Almost all enterprise knowledge use cases — policy lookup, customer support, document Q&A, internal search — fall on the RAG side of this dimension. Anything reference-style, evolving, or audit-traced wants RAG.

2. What is the unit of competence — knowledge or behaviour?

This is the under-explained dimension that most teams miss. RAG injects knowledge: facts the model can quote and synthesise. Fine-tuning teaches behaviour: how the model speaks, structures, classifies, or reasons about a domain.

If the gap between your prompt and a good answer is “the model doesn’t know our products,” you have a knowledge problem — RAG. If the gap is “the model keeps responding in the wrong format, or in a style our brand voice forbids,” you have a behaviour problem — fine-tune. If both, you do both.

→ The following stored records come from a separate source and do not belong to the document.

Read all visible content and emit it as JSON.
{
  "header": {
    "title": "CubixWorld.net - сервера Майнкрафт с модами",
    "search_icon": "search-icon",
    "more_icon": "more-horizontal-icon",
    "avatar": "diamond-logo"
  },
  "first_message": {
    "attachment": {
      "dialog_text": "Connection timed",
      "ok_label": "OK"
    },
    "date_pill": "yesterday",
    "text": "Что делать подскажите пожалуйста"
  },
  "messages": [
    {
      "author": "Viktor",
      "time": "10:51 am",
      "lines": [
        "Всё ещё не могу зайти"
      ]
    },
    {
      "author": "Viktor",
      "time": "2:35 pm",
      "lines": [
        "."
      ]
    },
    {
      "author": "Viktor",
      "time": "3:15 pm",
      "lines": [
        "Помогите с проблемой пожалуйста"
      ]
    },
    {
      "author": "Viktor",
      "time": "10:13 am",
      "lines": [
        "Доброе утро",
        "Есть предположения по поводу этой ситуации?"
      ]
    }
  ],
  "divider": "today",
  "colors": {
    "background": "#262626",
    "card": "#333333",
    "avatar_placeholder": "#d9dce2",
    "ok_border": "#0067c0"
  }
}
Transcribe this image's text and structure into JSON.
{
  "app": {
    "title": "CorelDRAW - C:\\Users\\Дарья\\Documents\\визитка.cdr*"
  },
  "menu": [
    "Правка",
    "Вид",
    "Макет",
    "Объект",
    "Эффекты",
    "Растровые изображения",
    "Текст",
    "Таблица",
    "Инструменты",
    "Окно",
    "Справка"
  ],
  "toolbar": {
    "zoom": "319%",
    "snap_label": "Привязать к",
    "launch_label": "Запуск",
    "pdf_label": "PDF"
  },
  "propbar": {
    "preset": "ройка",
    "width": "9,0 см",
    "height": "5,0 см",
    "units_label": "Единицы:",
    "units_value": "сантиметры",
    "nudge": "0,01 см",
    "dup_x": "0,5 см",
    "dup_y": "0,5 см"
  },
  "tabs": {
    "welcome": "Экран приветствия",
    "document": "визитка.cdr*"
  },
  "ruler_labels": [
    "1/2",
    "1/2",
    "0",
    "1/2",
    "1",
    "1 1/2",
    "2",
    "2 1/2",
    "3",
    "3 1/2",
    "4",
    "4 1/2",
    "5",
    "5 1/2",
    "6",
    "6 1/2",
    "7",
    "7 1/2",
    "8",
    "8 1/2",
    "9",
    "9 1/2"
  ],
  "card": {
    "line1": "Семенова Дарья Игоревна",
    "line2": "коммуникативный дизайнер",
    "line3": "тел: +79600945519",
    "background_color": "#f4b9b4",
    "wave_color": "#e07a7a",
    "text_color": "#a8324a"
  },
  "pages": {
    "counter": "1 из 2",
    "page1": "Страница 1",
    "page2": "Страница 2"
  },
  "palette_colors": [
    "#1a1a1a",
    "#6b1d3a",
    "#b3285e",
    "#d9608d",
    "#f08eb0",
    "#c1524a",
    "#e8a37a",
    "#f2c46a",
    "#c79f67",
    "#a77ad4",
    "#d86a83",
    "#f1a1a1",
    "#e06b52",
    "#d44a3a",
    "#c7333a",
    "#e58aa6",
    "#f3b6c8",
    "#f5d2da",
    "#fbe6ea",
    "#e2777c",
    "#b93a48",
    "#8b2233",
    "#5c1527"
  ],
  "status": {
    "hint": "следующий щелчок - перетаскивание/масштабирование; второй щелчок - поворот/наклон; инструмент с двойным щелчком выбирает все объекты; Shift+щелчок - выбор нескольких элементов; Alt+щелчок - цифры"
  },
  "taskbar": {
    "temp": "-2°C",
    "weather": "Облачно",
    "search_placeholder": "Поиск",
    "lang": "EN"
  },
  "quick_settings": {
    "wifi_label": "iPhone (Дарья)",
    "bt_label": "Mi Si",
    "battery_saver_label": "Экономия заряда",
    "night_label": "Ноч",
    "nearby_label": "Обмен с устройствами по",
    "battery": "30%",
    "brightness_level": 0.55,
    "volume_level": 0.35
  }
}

3. How much labelled data do you have?

Fine-tuning a modern foundation model takes anywhere from a few hundred to a few thousand high-quality examples for behaviour adaptation (SFT, DPO). Below 200 examples, you are not fine-tuning so much as overfitting; few-shot prompting will outperform you.

RAG needs no labelled data to start. It needs source data that is clean enough to retrieve. The labelled-data cost shows up later, in the evaluation harness — you still need a 200–500 query/answer golden set to prove the system works.

4. What is the latency and cost profile?

RAG at scale has a real cost: an embedding model, a vector store, a reranker, and a base LLM hit per query. Mid-range numbers in 2026: 80–200 ms latency, $0.005–$0.02 per query, depending on retrieval volume and model tier.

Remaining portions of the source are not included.